Even before the Armed Forces Bowl, Tedford announced he was opening up all positions, including quarterback. It was predetermined that Riley would see some playing time, and after he came off the bench, Cal's offense immediately came alive.
Riley ended up going the rest of the way, completing 16 of 19 passes for 269 yards and three scores and leading the team on six straight touchdown drives.
So while Riley may be short on experience, he's armed with the confidence he derived from his Armed Forces Bowl performance, and to a lesser extent, his play against Oregon State.
"I'm going to have the attitude that I'm going to be the man," Riley said. "I want to be the guy. I want everybody on the team to want me to be the guy, and not leave any doubt. I want to make sure they want me in the game and they trust me."
There's no question the second half of last season took its toll on Longshore, who endured hefty criticism from fans. He said he took time to reflect on the season for about a month afterward, and then moved on.
Longshore downplayed the competitive aspect of the spring, instead choosing to simply focus on improving his play. Longshore said his goal is to play even better than he did in 2006, when he became just the second Cal quarterback to throw for over 3,000 yards in a season.
"To me, it's about improving and doing the best job that I can do," Longshore said. "I'm just trying to get better.
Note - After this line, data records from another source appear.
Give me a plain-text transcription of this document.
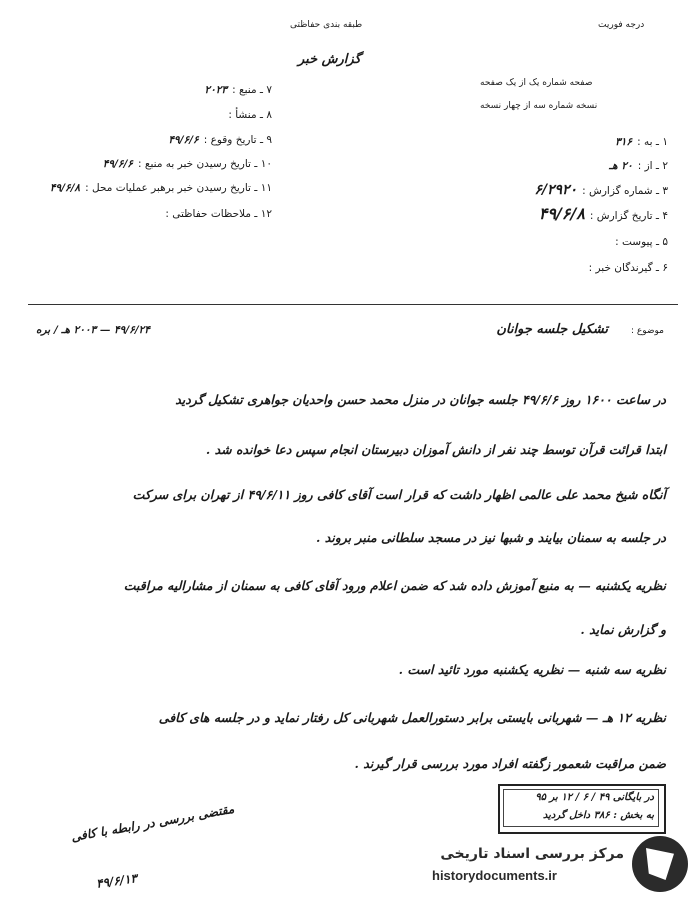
درجه فوریت
طبقه بندی حفاظتی
گزارش خبر
صفحه شماره یک از یک صفحه
نسخه شماره سه از چهار نسخه
۷ ـ منبع : ۲۰۲۳
۸ ـ منشأ :
۹ ـ تاریخ وقوع : ۴۹/۶/۶
۱۰ ـ تاریخ رسیدن خبر به منبع : ۴۹/۶/۶
۱۱ ـ تاریخ رسیدن خبر برهبر عملیات محل : ۴۹/۶/۸
۱۲ ـ ملاحظات حفاظتی :
۱ ـ به : ۳۱۶
۲ ـ از : ۲۰ هـ
۳ ـ شماره گزارش : ۶/۲۹۲۰
۴ ـ تاریخ گزارش : ۴۹/۶/۸
۵ ـ پیوست :
۶ ـ گیرندگان خبر :
موضوع :
تشکیل جلسه جوانان
۴۹/۶/۲۴ — ۲۰۰۳ هـ / بره
در ساعت ۱۶۰۰ روز ۴۹/۶/۶ جلسه جوانان در منزل محمد حسن واحدیان جواهری تشکیل گردید
ابتدا قرائت قرآن توسط چند نفر از دانش آموزان دبیرستان انجام سپس دعا خوانده شد .
آنگاه شیخ محمد علی عالمی اظهار داشت که قرار است آقای کافی روز ۴۹/۶/۱۱ از تهران برای سرکت
در جلسه به سمنان بیایند و شبها نیز در مسجد سلطانی منبر بروند .
نظریه یکشنبه — به منبع آموزش داده شد که ضمن اعلام ورود آقای کافی به سمنان از مشارالیه مراقبت
و گزارش نماید .
نظریه سه شنبه — نظریه یکشنبه مورد تائید است .
نظریه ۱۲ هـ — شهربانی بایستی برابر دستورالعمل شهربانی کل رفتار نماید و در جلسه های کافی
ضمن مراقبت شعمور زگفته افراد مورد بررسی قرار گیرند .
در بایگانی ۴۹ / ۶ / ۱۲ بر ۹۵
به بخش : ۳۸۶ داخل گردید
مقتضی بررسی در رابطه با کافی
۴۹/۶/۱۳
مرکز بررسی اسناد تاریخی
historydocuments.ir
I'm not worried about beating any other quarterback. I'm out there to beat the defense. I'm not out there to beat anybody else on our team."
There's probably more at stake for Longshore, given that this is his last season in college. Last season did some damage to his NFL stock, and standing on the sideline with a clipboard won't exactly give him a boost.
Longshore said he hasn't thought about the implications of possibly losing his job to Riley.
"If I put everything I have forward and I improve, no matter what happens I'll be happy with myself," Longshore said. "I'll be able to look myself in the mirror and know I did everything I could. If you're really satisfied with everything you've put into it and how hard you worked, you don't care about playing time. You can look yourself in the mirror."
Riley said it was a little awkward last season hearing some of the support for his playing time. He admitted that he would have loved to have gotten a chance earlier, but he also tried to support Longshore as much as he could.
"It was a little strange. People would come up to me and ask why I'm not playing," Riley said. "Obviously, I wanted to be out there. Seeing what was going on (with Longshore), it was tough. It was bad break after bad break. You just have to go up to him, try to say something to him to pick him up.
"We're teammates. We're not mad at each other. We go in there, and we still help each other. But we both understand what's going on. It's just part of the game. Nate has played two years of college football and has done some great things. He's a great quarterback. If I want to win this job, I have to outplay him. That's why you play college football, for competition to be that guy."
This is a decision that won't be made anytime soon. Tedford said he likely won't decide on a starter until the week before the season starts at the end of August. That means Longshore and Riley will have numerous practices in which to state their case.
Tedford also said he will take a look at redshirt freshman Brock Mansion, who should push the other two candidates but really isn't a viable player in the race for the 2008 job.
And what is Tedford looking for in his 2008 starter?
"Running the offense, being smart with the football, putting us in position to move the football and scoring on offense," he said. "There's a lot more to it than just throwing the football. The mental part of the game at that position is critical. You're asking them to do a lot. Whoever puts us in the best position to win, that's what we are looking for."